De façon générale, l’ensemble des mineurs protégés ont exprimé un souhait de normalisation. D’apparence anodine, de nombreux détails de la vie quotidienne altèrent leur qualité de vie. Les mineurs ont formulé le souhait que ces détails puissent évoluer, certains n’ont aucun coût pour les finances publiques et procèdent de l’organisation du service public. À titre d’exemple, les mineurs expriment pour certains un malaise et pour d’autres une grande souffrance face au fait d’être conduits chaque jour à l’école dans une « grosse camionnette blanche » sur laquelle est apposé le logo de l’institution. Les mineurs souhaiteraient que ces logos disparaissent. Ce sujet n’a pas été révélé par la mission alors qu’il est, depuis bien longtemps, récurrent. Cependant, les camionnettes continuent de porter de ces logos. Cet exemple, ainsi que tous ces détails anodins – pour les adultes – partagés par les enfants nous enseignent la nécessité de se placer aussi souvent que possible à hauteur d’enfants afin de questionner le fonctionnement d’une institution à travers la manière dont les enfants et les adolescents perçoivent ses modalités d’organisation. Ceux-ci n’ont jamais manqué de justesse et d’authenticité, cette posture à leur hauteur, en plus d’être une déclinaison du droit d’expression des mineurs, ne doit pas inquiéter, elle ne peut qu’être vertueuse. Elle nécessite également de donner aux acteurs du quotidien une capacité d’action. À ce sujet, la mission a pu constater qu’une meilleure acceptation du risque éducatif permettrait aux acteurs du quotidien de l’enfant de s’adapter à l’unicité de chaque mineur et des besoins qui en découlent. Cela implique d’accepter le risque, risque qui devrait être partagé entre l’éducateur et la direction.
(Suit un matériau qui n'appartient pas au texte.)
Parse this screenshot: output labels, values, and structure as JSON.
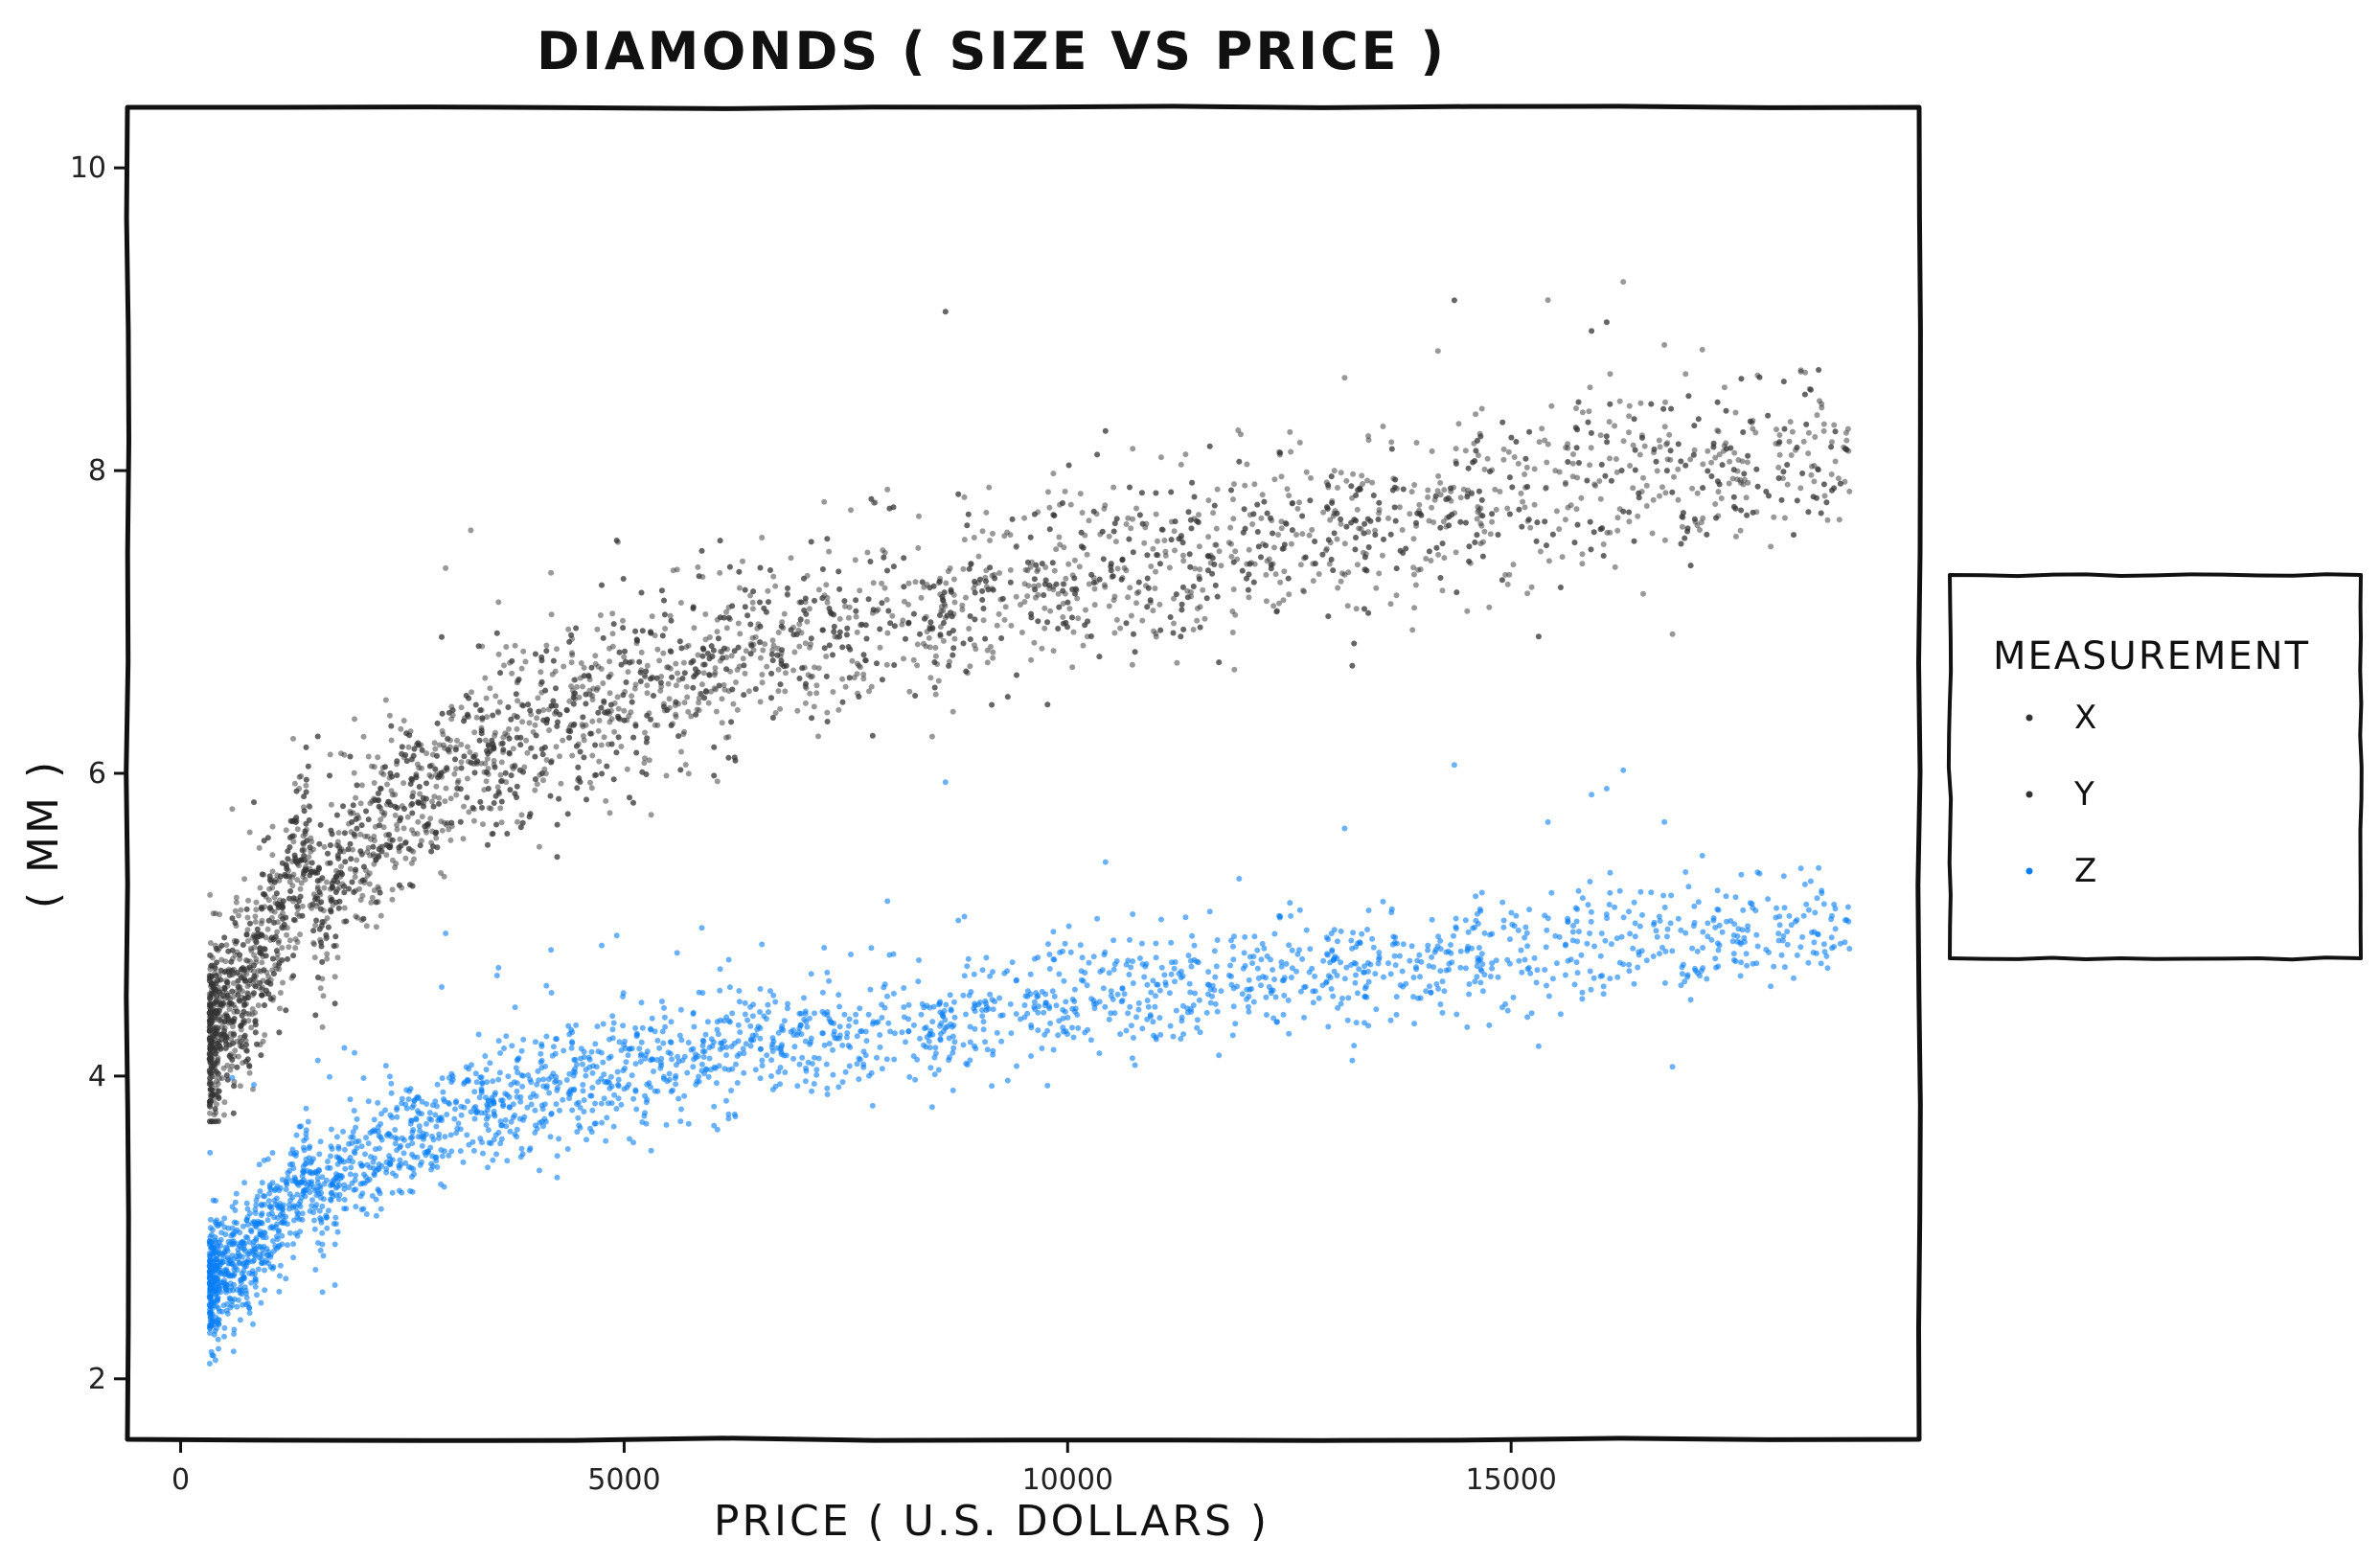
{
  "chart_data": {
    "type": "scatter",
    "title": "DIAMONDS ( SIZE VS PRICE )",
    "xlabel": "PRICE ( U.S. DOLLARS )",
    "ylabel": "( MM )",
    "xlim": [
      -600,
      19600
    ],
    "ylim": [
      1.6,
      10.4
    ],
    "x_ticks": [
      0,
      5000,
      10000,
      15000
    ],
    "x_tick_labels": [
      "0",
      "5000",
      "10000",
      "15000"
    ],
    "y_ticks": [
      2,
      4,
      6,
      8,
      10
    ],
    "y_tick_labels": [
      "2",
      "4",
      "6",
      "8",
      "10"
    ],
    "grid": false,
    "legend": {
      "title": "MEASUREMENT",
      "placement": "right",
      "entries": [
        "X",
        "Y",
        "Z"
      ]
    },
    "colors": {
      "X": "#333333",
      "Y": "#333333",
      "Z": "#0a7ff5"
    },
    "series": [
      {
        "name": "X",
        "color": "#333333",
        "trend_x": [
          326,
          1000,
          1450,
          1500,
          2500,
          4000,
          6000,
          8000,
          10000,
          12000,
          14000,
          16000,
          18800
        ],
        "trend_y": [
          4.2,
          4.9,
          5.6,
          5.1,
          5.8,
          6.3,
          6.7,
          7.0,
          7.3,
          7.5,
          7.7,
          7.9,
          8.1
        ],
        "x_range": [
          326,
          18823
        ],
        "y_range": [
          3.7,
          10.0
        ]
      },
      {
        "name": "Y",
        "color": "#333333",
        "trend_x": [
          326,
          1000,
          1450,
          1500,
          2500,
          4000,
          6000,
          8000,
          10000,
          12000,
          14000,
          16000,
          18800
        ],
        "trend_y": [
          4.2,
          4.9,
          5.6,
          5.1,
          5.8,
          6.3,
          6.7,
          7.0,
          7.3,
          7.5,
          7.7,
          7.9,
          8.1
        ],
        "x_range": [
          326,
          18823
        ],
        "y_range": [
          3.7,
          9.9
        ]
      },
      {
        "name": "Z",
        "color": "#0a7ff5",
        "trend_x": [
          326,
          1000,
          1450,
          1500,
          2500,
          4000,
          6000,
          8000,
          10000,
          12000,
          14000,
          16000,
          18800
        ],
        "trend_y": [
          2.6,
          3.0,
          3.4,
          3.2,
          3.6,
          3.9,
          4.15,
          4.3,
          4.5,
          4.65,
          4.75,
          4.85,
          5.0
        ],
        "x_range": [
          326,
          18823
        ],
        "y_range": [
          2.1,
          6.5
        ]
      }
    ]
  }
}
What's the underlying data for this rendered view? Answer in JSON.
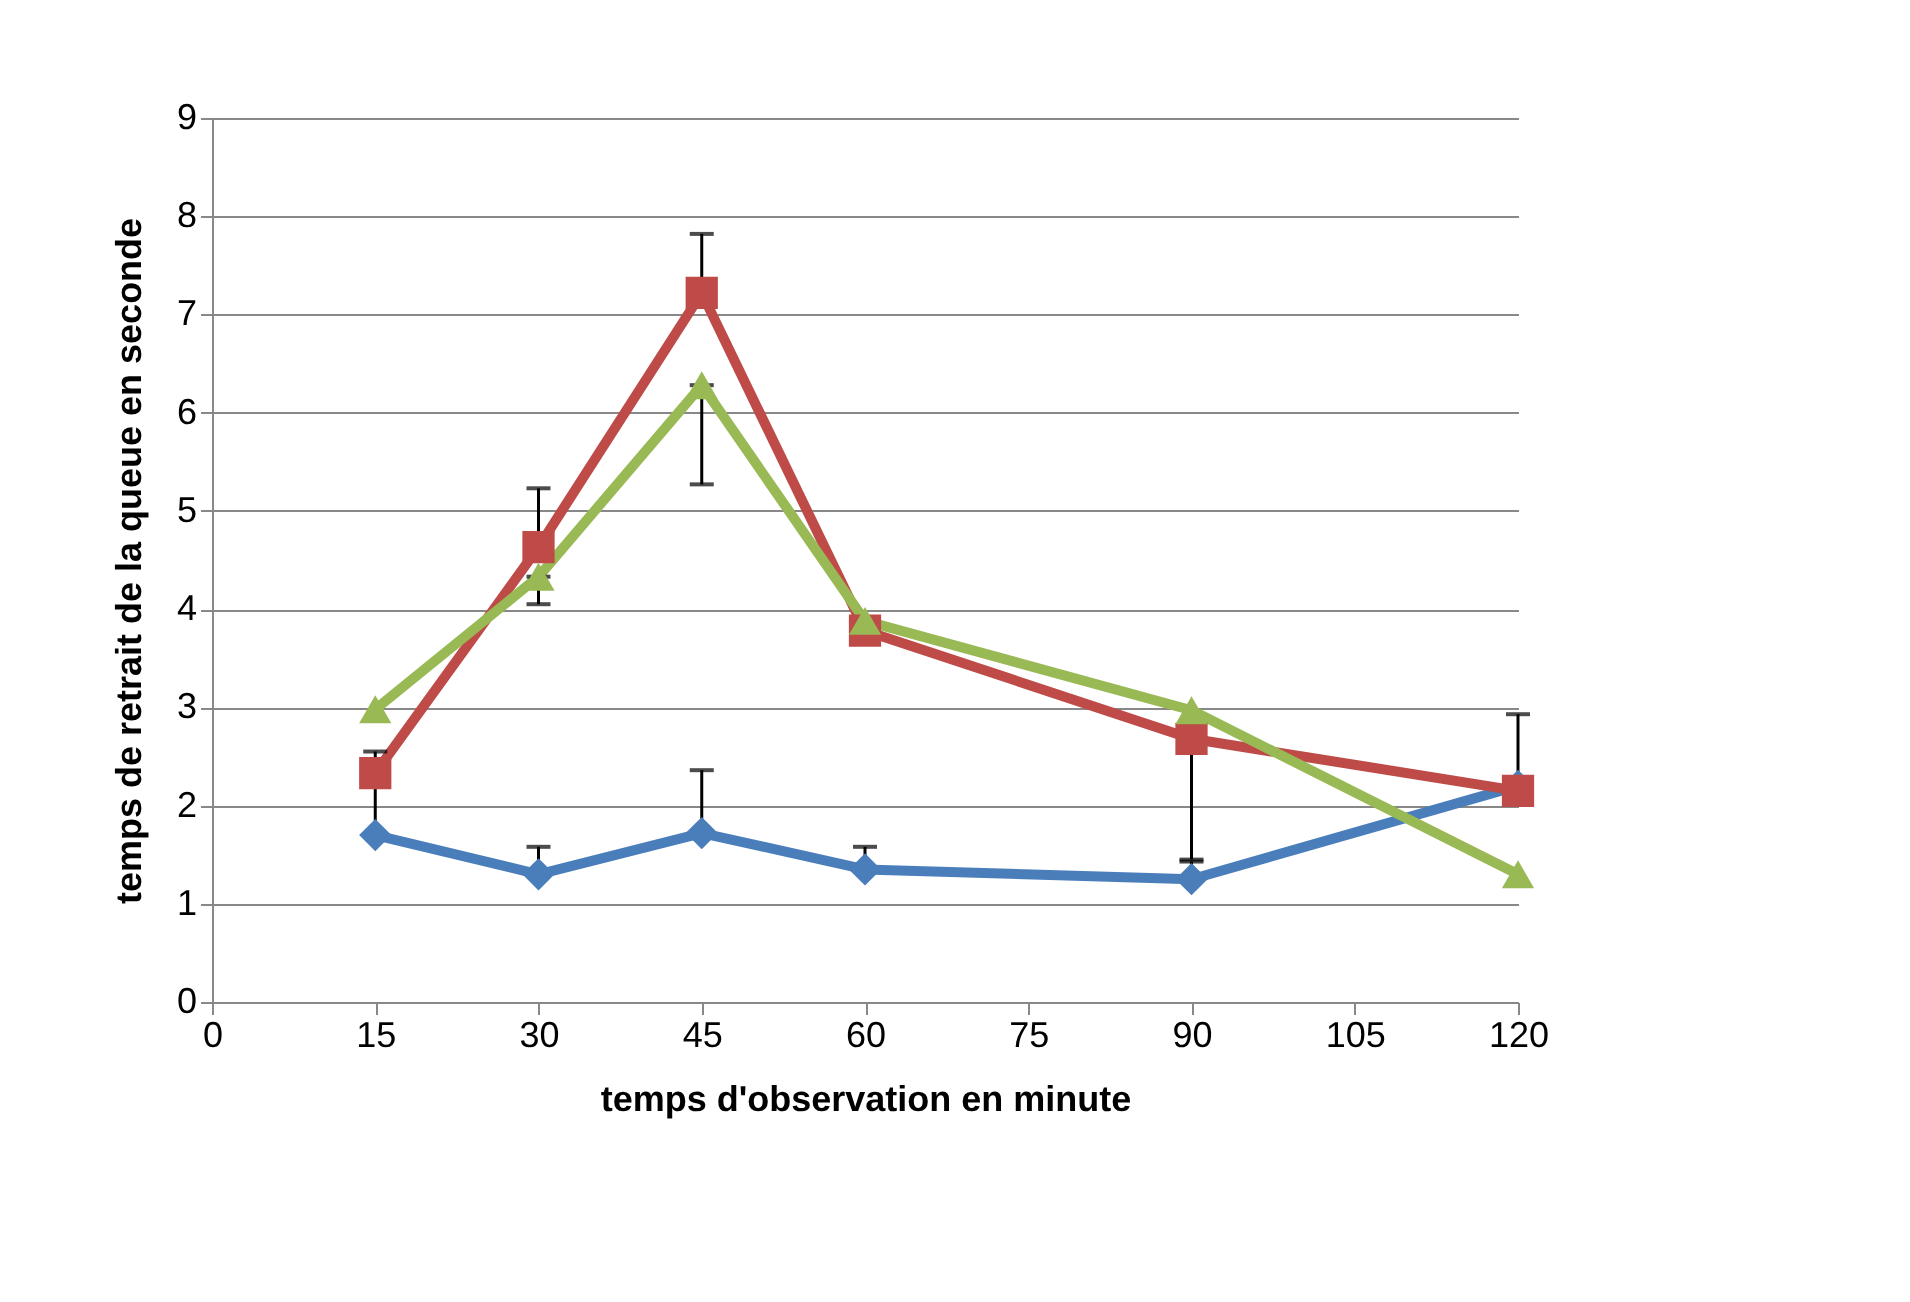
{
  "chart_data": {
    "type": "line",
    "xlabel": "temps d'observation en minute",
    "ylabel": "temps de retrait de la queue en seconde",
    "x": [
      15,
      30,
      45,
      60,
      90,
      120
    ],
    "series": [
      {
        "color": "#4a7ebb",
        "marker": "diamond",
        "values": [
          1.7,
          1.3,
          1.72,
          1.35,
          1.25,
          2.2
        ],
        "errors": [
          [
            1.7,
            2.55
          ],
          [
            1.3,
            1.58
          ],
          [
            1.72,
            2.36
          ],
          [
            1.35,
            1.58
          ],
          [
            1.25,
            1.43
          ],
          [
            2.2,
            2.93
          ]
        ]
      },
      {
        "color": "#be4b48",
        "marker": "square",
        "values": [
          2.33,
          4.63,
          7.22,
          3.78,
          2.68,
          2.15
        ],
        "errors": [
          null,
          [
            4.63,
            5.23
          ],
          [
            7.22,
            7.82
          ],
          null,
          [
            1.45,
            2.68
          ],
          null
        ]
      },
      {
        "color": "#98b954",
        "marker": "triangle",
        "values": [
          2.98,
          4.33,
          6.28,
          3.88,
          2.97,
          1.3
        ],
        "errors": [
          null,
          [
            4.05,
            4.33
          ],
          [
            5.27,
            6.28
          ],
          null,
          null,
          null
        ]
      }
    ],
    "xlim": [
      0,
      120
    ],
    "xticks": [
      0,
      15,
      30,
      45,
      60,
      75,
      90,
      105,
      120
    ],
    "ylim": [
      0,
      9
    ],
    "yticks": [
      0,
      1,
      2,
      3,
      4,
      5,
      6,
      7,
      8,
      9
    ],
    "grid": "y",
    "legend": false,
    "line_style": "solid"
  }
}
Il a également été constaté que certaines organisations hiérarchiques paralysaient l’action d’acteurs de terrain.
Sans en minimiser l’importance, la mission a fait le choix de placer une recommandation comme plus importante que les autres, il s’agit de la nécessité de réinvestir de façon éducationnelle le temps de la nuit. En effet, pour des raisons d’organisation du service et, très certainement, budgétaires, la nuit a presque partout été désinvestie du champ éducatif. Les personnels qui veillent sur les mineurs ne sont pas des professionnels de l’éducation. Or aucune journée ne peut correctement bien se dérouler si la nuit ne s’est pas bien passée, puisqu’une bonne nuit est préalable à une bonne journée. La nuit est un moment de la vie déterminant dans la croissance des mineurs et pour la structuration du cerveau. Une différence notable et constante de bienêtre a été constatée sur l’ensemble du territoire national entre les mineurs qui vivent dans des institutions où un acteur éducatif du quotidien est présent la nuit et ceux qui sont veillés par un autre professionnel.
Bibliographie
Arnaud-Melchiorre, G. (2021). À (h)auteur d’enfants. Rapport de la mission La parole aux enfants.